You can also use fuzzy matching for terms that are likely to be misspelled:

```python
>>> idx.search('yellow~1')
[{'ref': 'b', 'score': 0.621155860224936, 'match_data': <MatchData "yellow">},
{'ref': 'a', 'score': 0.3040972809936496, 'match_data': <MatchData "fellow">}]
```

The positive integer after `~` represents the edit distance, in this case 1 character, either by addition, removal or transposition.

### Term presence (new in 0.3.0)

As mentioned above, Lunr defaults to searching for logical OR on terms, but it is possible to specify the presence of each term in matching documents. The default OR behaviour is represented by the term's presence being *optional* in a matching document, to specify that a term must be present in matching document the term must be prefixed with a `+`. On the other hand to specify that a term must *not* be included in a matching document the term must be prefixed with a `-`.
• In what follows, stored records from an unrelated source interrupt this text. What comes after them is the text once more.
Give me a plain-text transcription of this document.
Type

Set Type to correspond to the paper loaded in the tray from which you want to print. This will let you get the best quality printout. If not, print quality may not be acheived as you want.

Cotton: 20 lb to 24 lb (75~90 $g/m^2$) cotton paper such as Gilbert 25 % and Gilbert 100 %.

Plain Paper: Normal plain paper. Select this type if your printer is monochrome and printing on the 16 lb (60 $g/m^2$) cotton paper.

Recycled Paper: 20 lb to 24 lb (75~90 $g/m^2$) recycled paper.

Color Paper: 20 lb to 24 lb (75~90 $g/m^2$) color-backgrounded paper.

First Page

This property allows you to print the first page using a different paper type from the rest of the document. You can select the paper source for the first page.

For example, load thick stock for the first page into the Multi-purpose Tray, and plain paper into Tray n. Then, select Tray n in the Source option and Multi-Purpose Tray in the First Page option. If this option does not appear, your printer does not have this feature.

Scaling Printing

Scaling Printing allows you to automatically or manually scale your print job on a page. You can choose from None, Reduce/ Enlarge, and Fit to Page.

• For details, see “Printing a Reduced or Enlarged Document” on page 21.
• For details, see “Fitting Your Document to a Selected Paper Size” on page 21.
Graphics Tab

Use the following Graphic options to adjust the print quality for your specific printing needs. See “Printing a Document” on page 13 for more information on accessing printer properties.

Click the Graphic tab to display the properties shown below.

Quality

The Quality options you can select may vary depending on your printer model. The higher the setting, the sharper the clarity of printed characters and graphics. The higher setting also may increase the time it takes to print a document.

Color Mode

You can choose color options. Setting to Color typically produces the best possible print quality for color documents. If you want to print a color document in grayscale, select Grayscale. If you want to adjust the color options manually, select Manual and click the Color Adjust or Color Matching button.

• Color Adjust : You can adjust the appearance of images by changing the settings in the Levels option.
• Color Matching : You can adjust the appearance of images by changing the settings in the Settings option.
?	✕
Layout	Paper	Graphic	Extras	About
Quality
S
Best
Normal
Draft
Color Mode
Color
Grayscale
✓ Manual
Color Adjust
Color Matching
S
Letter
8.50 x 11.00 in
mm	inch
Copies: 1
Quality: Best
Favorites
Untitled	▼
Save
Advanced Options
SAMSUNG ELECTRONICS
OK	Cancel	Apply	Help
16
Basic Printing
The below example searches for documents that must contain "green", might contain "plant" and must not contain "study":

```python
>>> idx.search("+green plant -study")
[{'ref': 'c',
  'score': 0.08090317236904906,
  'match_data': <MatchData "green,plant">}]
```

Contrast this with the default behaviour:

```python
>>> idx.search('green plant study')
[{'ref': 'b',
  'score': 0.5178296383103647,
  'match_data': <MatchData "green,plant,studi">},
 {'ref': 'a',
  'score': 0.22147889214939157,
  'match_data': <MatchData "green,studi">},
 {'ref': 'c',
  'score': 0.06605716362553504,
  'match_data': <MatchData "green,plant">}]
```

To simulate a logical AND search of "green AND plant" mark both terms as required:

```python
>>> idx.search('+yellow +plant')
[{'ref': 'b',
  'score': 0.8915374700737615,
  'match_data': <MatchData "plant,yellow">}]
```

As opposed to the default:

```python
>>> idx.search('yellow plant')
[{'ref': 'b',
  'score': 0.8915374700737615,
  'match_data': <MatchData "plant,yellow">},
 {'ref': 'c',
  'score': 0.045333674172311975,
  'match_data': <MatchData "plant">}]
```

Note presence can also be combined with any of the other modifiers described above.